Permitted Development rights will be extended to enable homeowners to add up to two additional storeys to their home through a fast-track approval process, the government has confirmed.
The new rules will come into effect by September to help homeowners gain more living space - with a requirement to carefully consider the appearance of the extension and how this could impact neighbours.
This is extremely significant news for homeowners. However, while on the one hand, this is positive for extenders who want to extend up and support a growing family, concerns have been raised about the aesthetic impact of these extensions, giving neighbours fewer means to challenge the developments.
The details of the fast-track system have not yet been expanded on, and it is unclear whether the extensions will be allowed under prior approval - a formal submission to a local planning authority to seek confirmation that specified parts of a development are acceptable, before work can commence.
Cutting the Red Tape
The new rules will also mean full planning applications will not be required by developers to demolish and rebuild unused buildings, which the government hopes will aid high streets and town centres by providing more space for new businesses.
Housing secretary Robert Jenrick said earlier this year that he wanted to rip up the planning red tape to deliver much-needed new homes across England, and he reiterated this point on Tuesday.
Mr Jenrick said: “We are reforming the planning system and cutting out unnecessary bureaucracy to give small business owners the freedom they need to adapt and evolve, and to renew our town centres with new enterprises and more housing.
“These changes will help transform boarded up, unused buildings safely into high quality homes at the heart of their communities. It will mean that families can add up to two storeys to their home, providing much needed additional space for children or elderly relatives as their household grows.”
Reaction to the Permitted Development Update
Paul Testa, founder of Paul Testa Architecture and contributor to Homebuilding & Renovating says the update is “worrying”, and could lead to a lack of quality in future homes.
Testa said: “Permitted Development is such a blunt tool, at the best of times, I can't see how this will lead to the quality that we need and will make our high streets even bleaker.

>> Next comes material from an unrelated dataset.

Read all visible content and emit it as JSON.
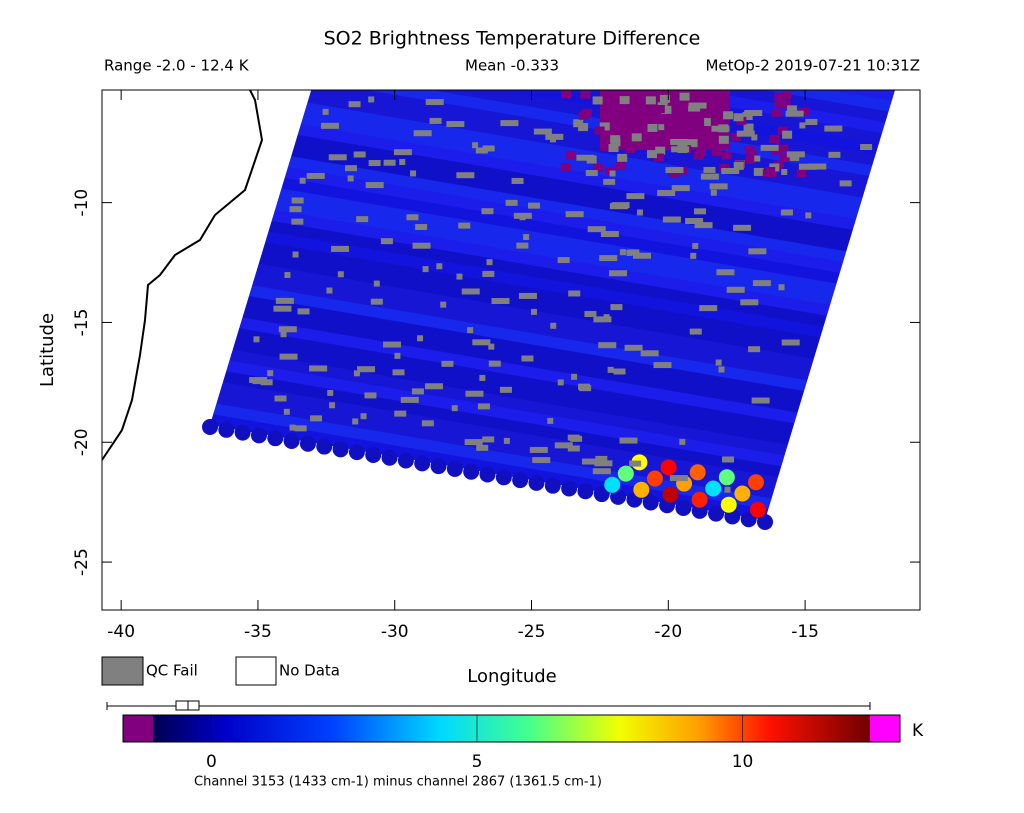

"The idea also that we can build additional storeys on top of our homes is also worrying. There are very few locations where this wouldn't significantly impact on neighbour amenity.
"It will also change the character of streets overnight. Planners struggle to maintain architectural quality at the moment and with stretched budgets and relaxed rules this is a disaster for maintaining quality in our built environment.”

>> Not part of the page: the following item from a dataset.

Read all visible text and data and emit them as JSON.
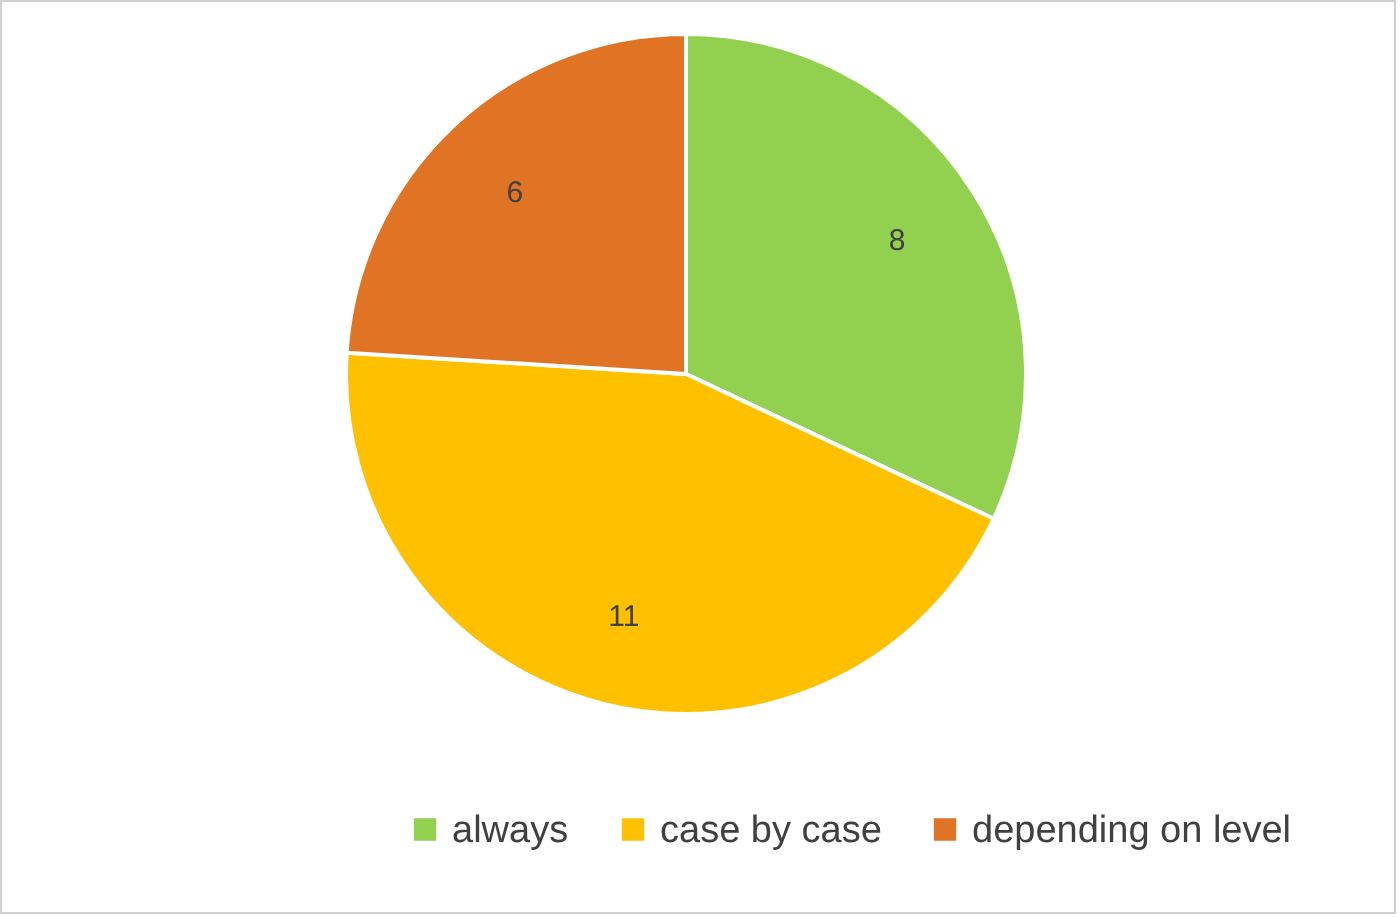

The extension has been called “disgraceful” by the Royal Institute of British Architects (RIBA), which says the move could be damaging for the planning system.

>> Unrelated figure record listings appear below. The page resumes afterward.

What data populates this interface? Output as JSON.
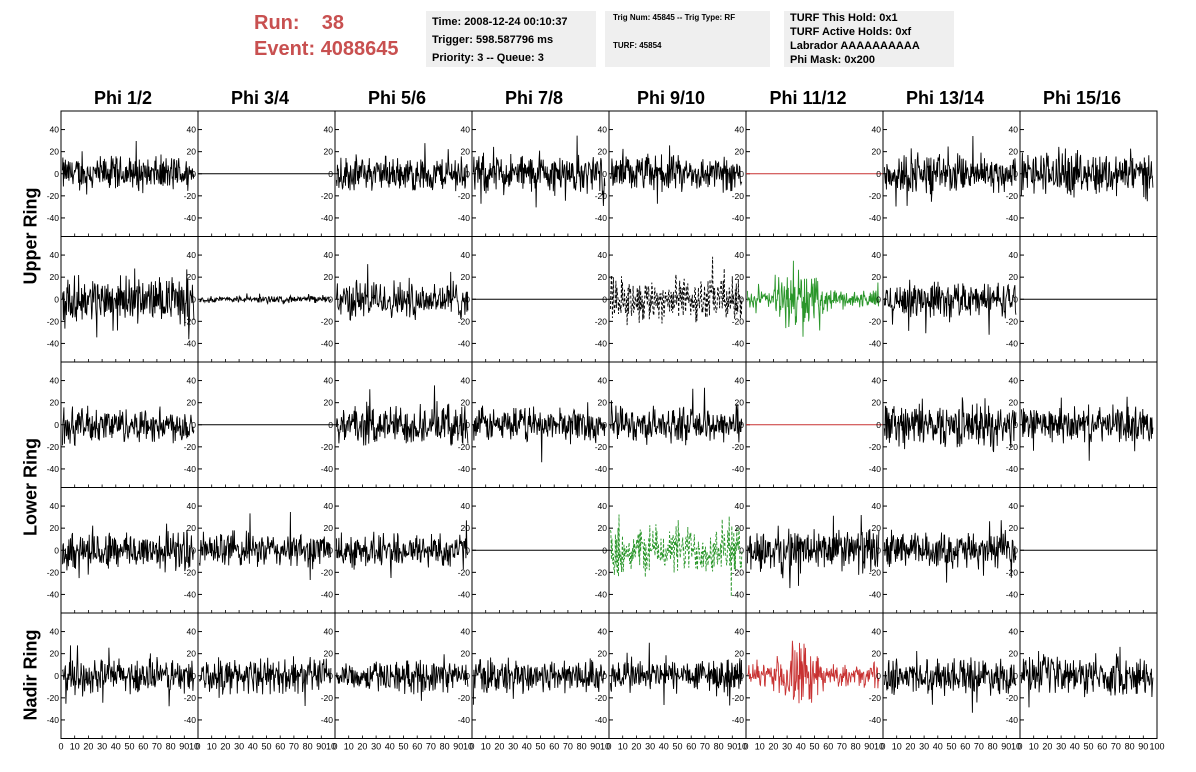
{
  "header": {
    "run_label": "Run:",
    "run_value": "38",
    "event_label": "Event:",
    "event_value": "4088645",
    "time": "Time: 2008-12-24 00:10:37",
    "trigger": "Trigger: 598.587796 ms",
    "priority": "Priority: 3 -- Queue: 3",
    "trig_num": "Trig Num: 45845 -- Trig Type: RF",
    "turf": "TURF: 45854",
    "turf_this_hold": "TURF This Hold: 0x1",
    "turf_active_holds": "TURF Active Holds: 0xf",
    "labrador": "Labrador AAAAAAAAAA",
    "phi_mask": "Phi Mask: 0x200",
    "accent_color": "#c85050"
  },
  "columns": [
    "Phi 1/2",
    "Phi 3/4",
    "Phi 5/6",
    "Phi 7/8",
    "Phi 9/10",
    "Phi 11/12",
    "Phi 13/14",
    "Phi 15/16"
  ],
  "rows": [
    {
      "label": "Upper Ring",
      "span": [
        0,
        1
      ]
    },
    {
      "label": "Lower Ring",
      "span": [
        2,
        3
      ]
    },
    {
      "label": "Nadir Ring",
      "span": [
        4,
        4
      ]
    }
  ],
  "chart_data": {
    "type": "line",
    "grid": false,
    "xlim": [
      0,
      100
    ],
    "ylim": [
      -55,
      55
    ],
    "y_ticks": [
      -40,
      -20,
      0,
      20,
      40
    ],
    "x_ticks": [
      0,
      10,
      20,
      30,
      40,
      50,
      60,
      70,
      80,
      90,
      100
    ],
    "x_tick_labels": [
      "0",
      "10",
      "20",
      "30",
      "40",
      "50",
      "60",
      "70",
      "80",
      "90",
      "100"
    ],
    "x_tick_label_overflow": "10",
    "panels": [
      [
        {
          "style": "noise",
          "amp": 16,
          "color": "#000000"
        },
        {
          "style": "flat",
          "color": "#000000"
        },
        {
          "style": "noise",
          "amp": 16,
          "color": "#000000"
        },
        {
          "style": "noise",
          "amp": 18,
          "color": "#000000"
        },
        {
          "style": "noise",
          "amp": 16,
          "color": "#000000"
        },
        {
          "style": "flat",
          "color": "#c83232"
        },
        {
          "style": "noise",
          "amp": 18,
          "color": "#000000"
        },
        {
          "style": "noise",
          "amp": 20,
          "color": "#000000"
        }
      ],
      [
        {
          "style": "noise",
          "amp": 20,
          "color": "#000000"
        },
        {
          "style": "small",
          "amp": 3,
          "color": "#000000"
        },
        {
          "style": "noise",
          "amp": 18,
          "color": "#000000"
        },
        {
          "style": "flat",
          "color": "#000000"
        },
        {
          "style": "dashed",
          "amp": 20,
          "color": "#000000"
        },
        {
          "style": "burst",
          "amp": 18,
          "color": "#2a962a"
        },
        {
          "style": "noise",
          "amp": 16,
          "color": "#000000"
        },
        {
          "style": "flat",
          "color": "#000000"
        }
      ],
      [
        {
          "style": "noise",
          "amp": 16,
          "color": "#000000"
        },
        {
          "style": "flat",
          "color": "#000000"
        },
        {
          "style": "noise",
          "amp": 18,
          "color": "#000000"
        },
        {
          "style": "noise",
          "amp": 16,
          "color": "#000000"
        },
        {
          "style": "noise",
          "amp": 16,
          "color": "#000000"
        },
        {
          "style": "flat",
          "color": "#c83232"
        },
        {
          "style": "noise",
          "amp": 20,
          "color": "#000000"
        },
        {
          "style": "noise",
          "amp": 16,
          "color": "#000000"
        }
      ],
      [
        {
          "style": "noise",
          "amp": 18,
          "color": "#000000"
        },
        {
          "style": "noise",
          "amp": 16,
          "color": "#000000"
        },
        {
          "style": "noise",
          "amp": 16,
          "color": "#000000"
        },
        {
          "style": "flat",
          "color": "#000000"
        },
        {
          "style": "dashed",
          "amp": 22,
          "color": "#2a962a"
        },
        {
          "style": "noise",
          "amp": 20,
          "color": "#000000"
        },
        {
          "style": "noise",
          "amp": 16,
          "color": "#000000"
        },
        {
          "style": "flat",
          "color": "#000000"
        }
      ],
      [
        {
          "style": "noise",
          "amp": 16,
          "color": "#000000"
        },
        {
          "style": "noise",
          "amp": 16,
          "color": "#000000"
        },
        {
          "style": "noise",
          "amp": 14,
          "color": "#000000"
        },
        {
          "style": "noise",
          "amp": 16,
          "color": "#000000"
        },
        {
          "style": "noise",
          "amp": 16,
          "color": "#000000"
        },
        {
          "style": "burst",
          "amp": 20,
          "color": "#c83232"
        },
        {
          "style": "noise",
          "amp": 16,
          "color": "#000000"
        },
        {
          "style": "noise",
          "amp": 18,
          "color": "#000000"
        }
      ]
    ]
  }
}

Alan Jones, president of RIBA, said: “The extension of this policy is truly disgraceful. There is no evidence that the planning system is to blame for the shortage of housing, and plenty to suggest that leaving local communities powerless in the face of developers seeking short-term returns will lead to poor results.
“The extension of PDR is not just damaging – it’s a missed opportunity. We will be writing to the Housing Minister as a matter of urgency.”
While the government extends Permitted Development against rising resistance, it also has to assuage fears following an independent government report published on Tuesday that revealed homes created through Permitted Development are of a lower standard of quality than homes which go through the planning system.
"Only 22.1 per cent of dwelling units created through PD would meet the nationally described space standards (NDSS), compared to 73.4 per cent of units created through full planning permission," reads the report. "Studio flats of just 16 metres squared each were found in a number of different PD schemes."
The independent report, based on interviews with officials in 11 local planning authorities across England, was commissioned by Mr Jenrick's Ministry of Housing, Communities and Local Government, and identify widely held concerns about Permitted Development.
"Permitted development conversions do seem to create worse quality residential environments," wrote the report's authors.
“All of the local planning officers interviewed had concerns about PDR, usually most acutely in concern to the quality of developments that were being produced through it.”